Gaza only has about four or six hours of electricity a day, usually from midnight to 4 a.m., so working together was a major challenge. So were the cultural differences. But ultimately, they realized that anything they made would be optimistic, colorful, whimsical, even naïve. “We don’t want to reunite again for death and for sorrow,” she explained. “We want to reunite for life, for art, for culture, for communication, for everything we believe in.”
Looking at the BRIDGING collection, which was launched in a small Jaffa gallery in 2015, this is very evident. Hand-drawn kaleidoscopic sketches created by her Palestinian partner (who can’t be named for security reasons) criss-cross up and down the luxurious fabrics. His signature is there, too, amongst the vivid designs.
It’s also clear why she was quickly whisked off to show the original HÍDAS collection across Europe, Asia, and North America, eventually premiering their second collection at New York Fashion Week in 2017, where Michal and her partner received the Fashion Humanitarian Award presented by Runway the Realway. The second BRIDGING collection was also shown at a 2019 Forbes “30 Under 30” event in Jerusalem.

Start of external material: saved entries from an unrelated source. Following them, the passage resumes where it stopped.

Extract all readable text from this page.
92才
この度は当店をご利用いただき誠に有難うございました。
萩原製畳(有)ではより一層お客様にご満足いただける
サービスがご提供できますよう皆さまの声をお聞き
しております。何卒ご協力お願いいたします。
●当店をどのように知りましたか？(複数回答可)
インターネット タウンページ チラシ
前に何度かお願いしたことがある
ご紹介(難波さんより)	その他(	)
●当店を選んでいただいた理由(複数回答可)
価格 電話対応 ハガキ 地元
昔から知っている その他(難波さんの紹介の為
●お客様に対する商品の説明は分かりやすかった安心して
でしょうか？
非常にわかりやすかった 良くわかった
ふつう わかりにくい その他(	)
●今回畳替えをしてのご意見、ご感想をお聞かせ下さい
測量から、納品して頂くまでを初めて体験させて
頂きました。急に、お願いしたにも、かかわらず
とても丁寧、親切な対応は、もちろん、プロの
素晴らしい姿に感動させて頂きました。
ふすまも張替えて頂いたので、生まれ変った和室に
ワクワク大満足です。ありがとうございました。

These days, the two are working on bringing the voices, drawings, and words of Syrian refugees to the public eye. Michal is also looking at how to design fashion that is more inclusive for people with disabilities. “From now on, everything I’m working on is also suitable for both people with physical disabilities and without,” she said.
To her, inclusivity is the clear path forward. Fashion provides a way to improve self-esteem, to communicate, to create beauty in the darkness. Michal and her collaborator have dared not to wait for a more beautiful future, but to create one in the here and now.